His works were greatly admired by even his fellow writers in Nigeria and he had a large readership throughout Africa, but he did not attain wider international reputation of the likes of Chinua Achebe and Wole Soyinka. What do you think it happened that way?

He was a very simple man and he was not very ambitious. He wrote for the love of writing. Other people may also write for the love of writing but then there is a significant business angle to it. They set out to promote their works, go out there to get international recognition and all that. My father was very comfortable; he believed that his works would speak for themselves. He did not go all out to promote his works and make them known more.

He attended the same Government College Umuahia with Chinua Achebe. What was his relationship with Achebe like before their demise?

He was under the tutelage of Chinua Achebe. They were friends, I don’t know how close. They had a huge respect for each other, that is the much I know about them.

Which places did he really work?

He was onetime commissioner for education in Rivers State. He was a teacher, he was a lecturer and he used to give lectures at universities and he was also a writer among others.

What were his political philosophies?

He did not like politics. He abhorred the way politics was practised in Nigeria and did not want to be associated with that kind of life. He wasn’t a politician.

How would you describe your father?

He was a very kind-hearted man, liberal and loved enlightened people. He loved nature, he was selfless. My father was a traditionalist, educationist and a philosopher. Quite frankly, without sentiment, he was a perfect gentleman.
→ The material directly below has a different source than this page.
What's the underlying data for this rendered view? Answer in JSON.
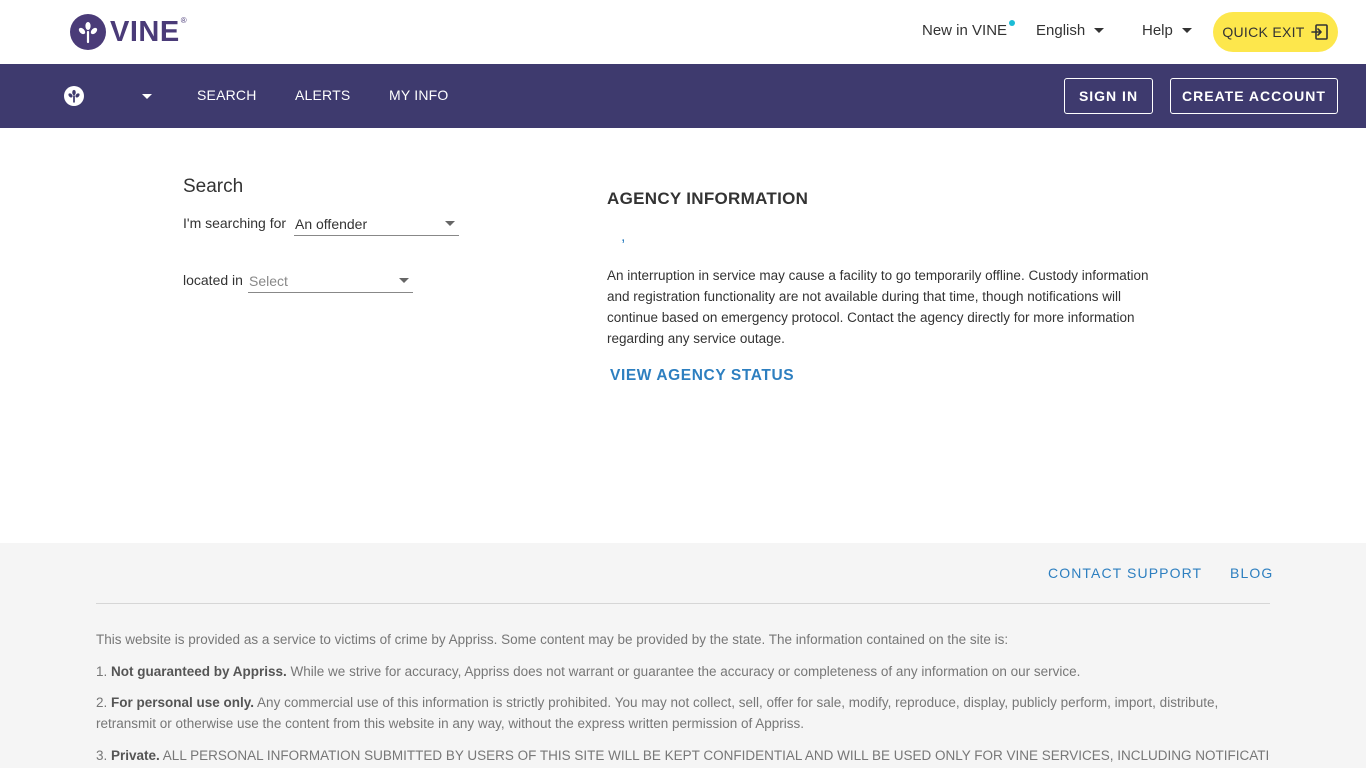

What was his favourite food and drink?

His favourite drink was water, he liked water very much. He liked fufu and our native soup, Okazi with dried fish and dried meat.

What was his favourite kind of music?

He liked classical music.

How did he reward his children whenever they made him proud?
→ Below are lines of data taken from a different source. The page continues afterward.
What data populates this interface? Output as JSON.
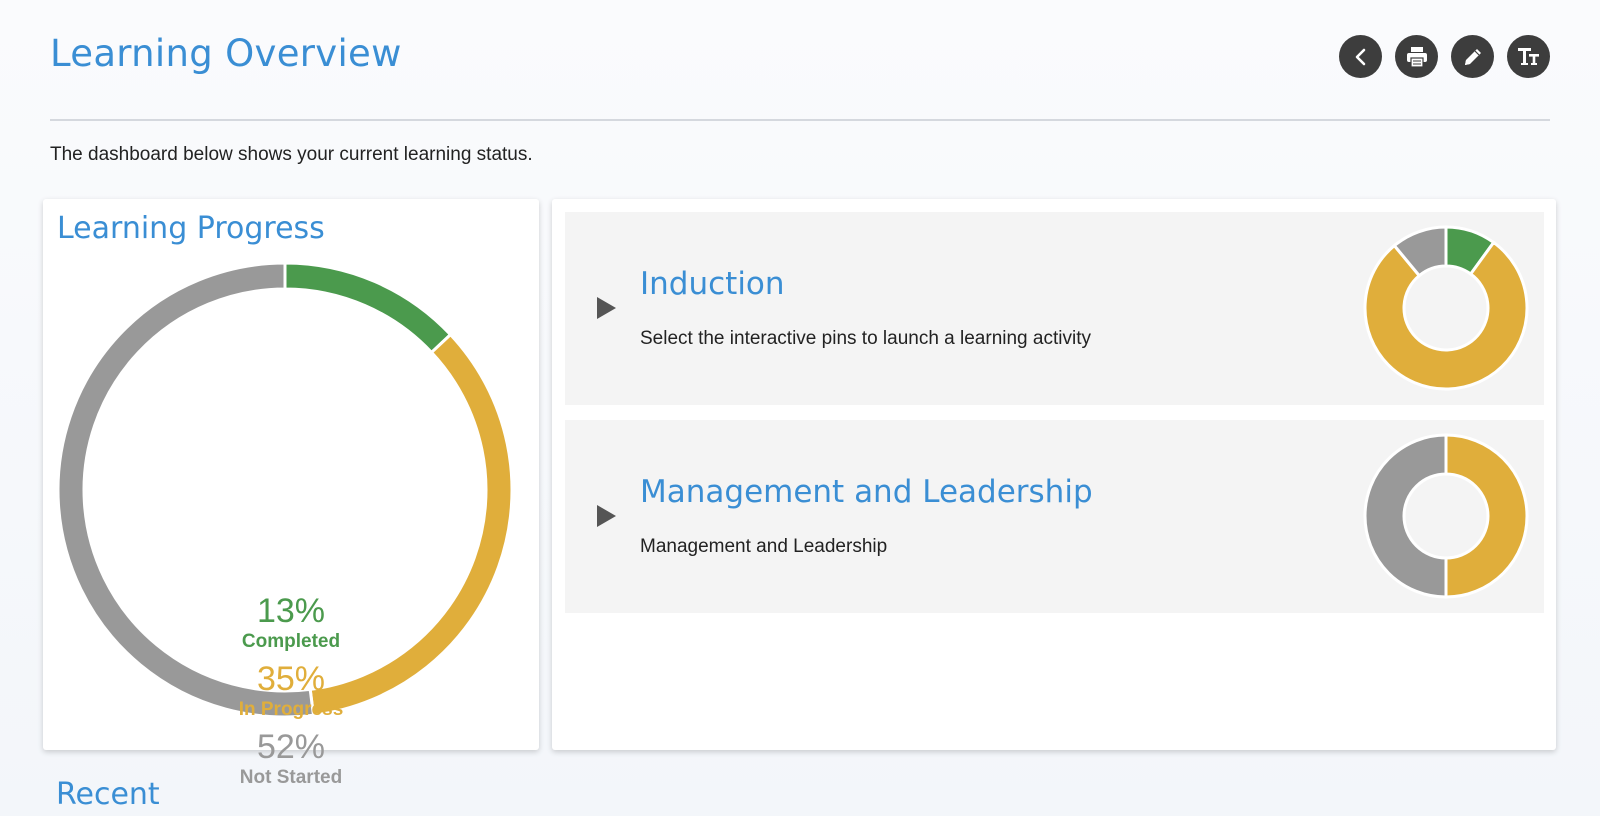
{
  "header": {
    "title": "Learning Overview",
    "toolbar": [
      {
        "name": "back-button",
        "icon": "chevron-left-icon"
      },
      {
        "name": "print-button",
        "icon": "printer-icon"
      },
      {
        "name": "edit-button",
        "icon": "pencil-icon"
      },
      {
        "name": "text-size-button",
        "icon": "text-size-icon"
      }
    ]
  },
  "intro": "The dashboard below shows your current learning status.",
  "progress": {
    "title": "Learning Progress",
    "stats": [
      {
        "value": "13%",
        "label": "Completed",
        "percent": 13,
        "color": "#4b9a4d"
      },
      {
        "value": "35%",
        "label": "In Progress",
        "percent": 35,
        "color": "#e0ae3b"
      },
      {
        "value": "52%",
        "label": "Not Started",
        "percent": 52,
        "color": "#999999"
      }
    ]
  },
  "courses": [
    {
      "title": "Induction",
      "description": "Select the interactive pins to launch a learning activity",
      "segments": [
        {
          "status": "Completed",
          "percent": 10,
          "color": "#4b9a4d"
        },
        {
          "status": "In Progress",
          "percent": 79,
          "color": "#e0ae3b"
        },
        {
          "status": "Not Started",
          "percent": 11,
          "color": "#999999"
        }
      ]
    },
    {
      "title": "Management and Leadership",
      "description": "Management and Leadership",
      "segments": [
        {
          "status": "Completed",
          "percent": 0,
          "color": "#4b9a4d"
        },
        {
          "status": "In Progress",
          "percent": 50,
          "color": "#e0ae3b"
        },
        {
          "status": "Not Started",
          "percent": 50,
          "color": "#999999"
        }
      ]
    }
  ],
  "recent": {
    "title": "Recent"
  }
}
He would commend whoever made him proud. He was not fond of giving any physical material gift. He believed that his commendation was enough to encourage you to do more.

How has his name opened doors for you?

His name has really helped. Quite frankly, I would like to carve a niche for myself. When I was in the University of Port Harcourt, I happened to be in a department where he was well known and people liked me. In the labour market, it has also helped me in my entrepreneurship.

Did he pamper his children when they were growing up?

He did not pamper anybody. He was a disciplinarian. He believed very much in carrot and stick approach. He was never one for pampering. When any of the children misbehaved, he would punish the person appropriately.

Can you consider yourself as a privileged child?

I do very much. Not for material reason but for the things I was able to learn from him. For that I consider myself very privileged.

What remarkable achievements can you attribute to your father towards societal development?

He contributed greatly to African literature and in current tradition. He is one of the pioneers of African literature and has contributed greatly to current tradition.

Were there places he took you and your siblings to for bonding?

There is a popular Port Harcourt Club he usually took us to. He loved playing tennis. We would go there on Sundays and have wonderful treats and fun. In our compound, we have a lot of trees. We just sit around and have discussion and fun, among others.

What are things Nigerians do not know about him?

He liked playing the piano. I think that is probably the only thing people don’t know about him. He knew I liked music and he was always playing classical music with his piano. That is something he enjoyed doing most times.

Between your mother and father, who was tougher?

They were both tough in their different ways. My mother is also a very great disciplinarian because she is a lecturer at Ajuru University of Education. She is currently the Dean of Faculty of Management. So, I cannot really say who was tougher. As for my father, he chose the moment he would like to discipline us, but as for mother, there is no time. As soon as it happens, she metes out punishment to you.